Thursday, July 30, 2009

Time to Do

"The only way to learn from your mistakes is to make mistakes"
-Anonymous

It's hard to do things. To make the choices. I've never been the dealbreaker. I always search for compromise, balance, and pleasantry. I wish I was more of the person I want to be. I regret so much in life. I yearn to be perfect. I am always disappointed. I know I don't have to be perfect. I know I don't have to find success. Why can't I just be contented and happy? Why can't I make those decisions without breaking apart and freaking out? Why can't I handle mistakes? Why do I feel like a constant disappointment and failure?

Today I realized that instead of making decisions I just stall and hope that my choices will be decided for me. In fact in the past few years I can't remember a time when I made a decision that was not clear cut without help. I always push back anything that is important. I always halt any major decisions and wait for input from other people and more information. So I am trying to figure out how I can more effectively decide and act.

People always tell me different advice. Just Do It, like the Nike commercials say. Sometimes that works for me. But usually it requires the perfect conditions and uses up a lot of energy and stress. It feels great when I do things by myself just by straightforward action, but I don't seem to be able to always easily "do it." Others say I should be motivated by god. Or my parents should push me more. Everyone makes it seem so easy. I don't know what needs to happen to me. But I need to change. I need to be able to make the tough decisions without running away from them.

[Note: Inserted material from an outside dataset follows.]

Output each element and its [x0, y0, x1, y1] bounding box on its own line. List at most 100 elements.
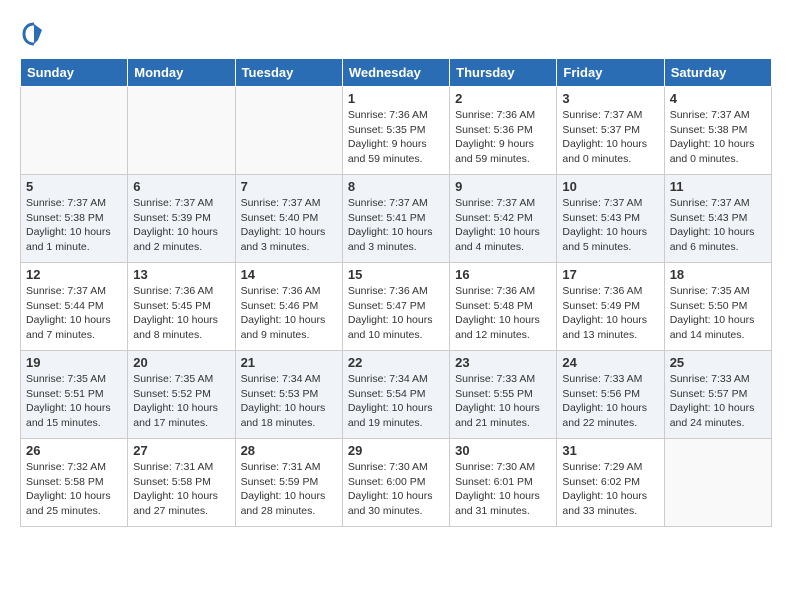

I talk so much about how I want to do so many things. But I never actually do anything. I just cannot get myself to go and accomplish my goals. I feel so debilitated by my fears of imperfection, mistakes, and displeasure among my peers. I strive to have this perfect world, but in doing so I make my world worse. I only seem to follow the short-term solutions and never work towards long-term fulfillment.

I want to go forwards. I hate this rut I've been stuck in for so long. Where is my confidence? Where is my self-esteem? Where is my motivation? Where is my soul?

"Bruised Water" Chicane ft. Natasha Bedingfield



"But if I never take this leap of faith I’ll never know"

above song lyric: exactly the focus of my whole discussion.